II. Standard of Review
Congress enacted 28 U.S.C. § 636 to relieve the burden on the federal judiciary by permitting the assignment of district court duties to Magistrate Judges. See United States v. Curtis, 237 F.3d 598, 602 (6th Cir. 2001) (citing Gomez v. United States, 490 U.S. 858, 869-70 (1989)); see also Baker v. Peterson, 67 F. App'x 308, 310 (6th Cir. 2003). "A district judge must determine de novo any part of a Magistrate Judge's disposition that has been properly objected to." Fed. R. Civ. P. 72(b); 28 U.S.C. § 636(b)(1)(C). After reviewing the evidence, the Court is free to accept, reject, or modify the proposed findings or recommendations of the Magistrate Judge. 28 U.S.C. § 636(b)(1)(C). The district court is not required to review—under a de novo or any other standard—"any issue that is not the subject of an objection." Thomas v. Arn, 474 U.S. 140, 150 (1985). The district court should adopt the findings and rulings of the Magistrate Judge to which no specific objection is filed. Id. at 151.
III. Analysis
A. Objections to Factual Findings
Freeman objects to the factual finding that the affidavit in support of the search warrant states that "[I]n 2012, the FBI Safe Streets Task Force began a three year investigation concerning the distribution of narcotics . . . involving members of the Memphis Mob." (Obj., ECF No. 72 at 1; R&R, ECF No. 71 at 2.) Freeman argues that the affidavit actually states "that in 2012 the Safe Streets Task Force "began a phase of a three year investigation." (Obj., ECF No. 72 at 1.) Freeman is correct that the affidavit states "began a phase of a three year investigation." (Affidavit in Support of Warrant, Exhibit 3B at 12.) The government concedes this point. (Response, ECF No. 74 at 1.) Freeman argues that this clarification affects the finding that the affidavit in support of the warrant established probable cause. As discussed below, the clarification does not defeat the finding of probable cause.

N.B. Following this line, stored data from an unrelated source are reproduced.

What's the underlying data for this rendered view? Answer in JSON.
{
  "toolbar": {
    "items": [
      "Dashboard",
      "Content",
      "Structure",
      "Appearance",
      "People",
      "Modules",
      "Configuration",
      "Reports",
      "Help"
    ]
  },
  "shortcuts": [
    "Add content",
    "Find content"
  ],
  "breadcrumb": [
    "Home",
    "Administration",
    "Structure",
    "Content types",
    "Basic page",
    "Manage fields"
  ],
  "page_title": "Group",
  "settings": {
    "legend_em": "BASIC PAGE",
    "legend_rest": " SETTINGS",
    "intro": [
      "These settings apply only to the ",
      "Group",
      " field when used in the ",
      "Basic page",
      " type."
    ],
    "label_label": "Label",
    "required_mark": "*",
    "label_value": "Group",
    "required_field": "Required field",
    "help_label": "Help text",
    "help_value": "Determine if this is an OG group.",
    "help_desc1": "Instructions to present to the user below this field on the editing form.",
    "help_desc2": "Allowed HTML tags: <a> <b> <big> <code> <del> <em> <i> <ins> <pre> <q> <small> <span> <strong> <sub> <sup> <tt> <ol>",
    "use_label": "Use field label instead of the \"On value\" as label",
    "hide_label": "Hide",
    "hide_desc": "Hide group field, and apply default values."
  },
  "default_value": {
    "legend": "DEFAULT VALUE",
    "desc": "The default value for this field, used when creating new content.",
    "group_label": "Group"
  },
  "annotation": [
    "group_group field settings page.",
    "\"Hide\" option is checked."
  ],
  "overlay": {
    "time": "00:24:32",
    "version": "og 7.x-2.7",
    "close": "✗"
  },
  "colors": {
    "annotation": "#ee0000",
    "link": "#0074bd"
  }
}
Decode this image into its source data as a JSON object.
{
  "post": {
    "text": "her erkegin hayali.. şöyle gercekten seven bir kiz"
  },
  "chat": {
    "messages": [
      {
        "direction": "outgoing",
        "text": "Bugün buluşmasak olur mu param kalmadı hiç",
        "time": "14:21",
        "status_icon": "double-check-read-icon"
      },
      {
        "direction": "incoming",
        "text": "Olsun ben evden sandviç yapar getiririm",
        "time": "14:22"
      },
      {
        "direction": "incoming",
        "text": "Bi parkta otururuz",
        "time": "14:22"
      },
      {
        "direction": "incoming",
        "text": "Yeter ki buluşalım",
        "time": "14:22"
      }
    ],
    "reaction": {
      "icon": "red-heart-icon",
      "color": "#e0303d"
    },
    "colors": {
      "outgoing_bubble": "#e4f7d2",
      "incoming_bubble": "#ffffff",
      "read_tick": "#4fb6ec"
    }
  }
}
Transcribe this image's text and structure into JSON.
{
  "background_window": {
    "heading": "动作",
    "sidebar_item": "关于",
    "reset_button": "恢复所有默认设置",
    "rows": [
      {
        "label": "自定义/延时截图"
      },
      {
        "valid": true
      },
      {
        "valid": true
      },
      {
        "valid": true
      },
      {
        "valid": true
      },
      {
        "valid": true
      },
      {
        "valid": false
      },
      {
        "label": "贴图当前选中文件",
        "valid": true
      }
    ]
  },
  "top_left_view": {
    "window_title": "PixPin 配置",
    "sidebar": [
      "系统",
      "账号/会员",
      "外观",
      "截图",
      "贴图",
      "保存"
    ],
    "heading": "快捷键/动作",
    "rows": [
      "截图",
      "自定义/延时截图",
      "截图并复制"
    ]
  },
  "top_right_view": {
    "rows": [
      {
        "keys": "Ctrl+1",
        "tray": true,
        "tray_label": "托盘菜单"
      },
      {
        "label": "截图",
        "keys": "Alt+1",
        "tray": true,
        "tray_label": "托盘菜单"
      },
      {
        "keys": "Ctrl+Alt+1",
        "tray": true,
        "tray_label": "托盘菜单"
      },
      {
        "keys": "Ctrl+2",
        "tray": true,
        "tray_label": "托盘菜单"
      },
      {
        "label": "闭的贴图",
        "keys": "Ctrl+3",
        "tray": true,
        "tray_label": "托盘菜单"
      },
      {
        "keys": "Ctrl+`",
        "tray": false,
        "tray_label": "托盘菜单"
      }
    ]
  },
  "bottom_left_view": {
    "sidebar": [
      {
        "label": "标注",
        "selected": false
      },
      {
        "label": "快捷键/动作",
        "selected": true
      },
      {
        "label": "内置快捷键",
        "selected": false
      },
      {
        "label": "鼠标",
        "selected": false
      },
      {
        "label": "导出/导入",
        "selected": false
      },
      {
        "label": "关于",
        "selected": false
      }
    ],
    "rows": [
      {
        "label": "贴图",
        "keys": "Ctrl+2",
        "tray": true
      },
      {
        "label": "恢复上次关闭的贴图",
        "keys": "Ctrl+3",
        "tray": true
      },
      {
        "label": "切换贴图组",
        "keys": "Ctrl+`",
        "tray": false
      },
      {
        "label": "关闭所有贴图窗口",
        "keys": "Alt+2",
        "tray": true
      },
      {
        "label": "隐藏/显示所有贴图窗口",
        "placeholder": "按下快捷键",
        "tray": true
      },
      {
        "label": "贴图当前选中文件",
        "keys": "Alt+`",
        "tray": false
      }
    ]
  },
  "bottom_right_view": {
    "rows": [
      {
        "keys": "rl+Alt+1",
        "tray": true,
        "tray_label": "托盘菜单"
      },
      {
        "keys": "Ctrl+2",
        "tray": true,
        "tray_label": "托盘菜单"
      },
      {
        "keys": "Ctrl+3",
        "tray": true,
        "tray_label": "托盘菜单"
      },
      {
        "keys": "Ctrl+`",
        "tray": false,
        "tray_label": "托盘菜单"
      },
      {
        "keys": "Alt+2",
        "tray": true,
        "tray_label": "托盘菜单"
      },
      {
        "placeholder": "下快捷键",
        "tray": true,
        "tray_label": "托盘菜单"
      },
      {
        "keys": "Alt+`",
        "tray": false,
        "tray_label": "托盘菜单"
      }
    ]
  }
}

Freeman next objects to the finding that Special Agent Simpson was a credible witness at the suppression hearing and that Freeman was not a credible witness because the Magistrate Judge based this finding on their demeanors. (Obj., ECF No. 72 at 2.) Based on this objection, Freeman also objects to the finding that the SWAT team knocked and announced themselves before entering Freeman's residence on Tranquil Creek to execute the warrant and that the SWAT team acted in a reasonable manner. (Id.)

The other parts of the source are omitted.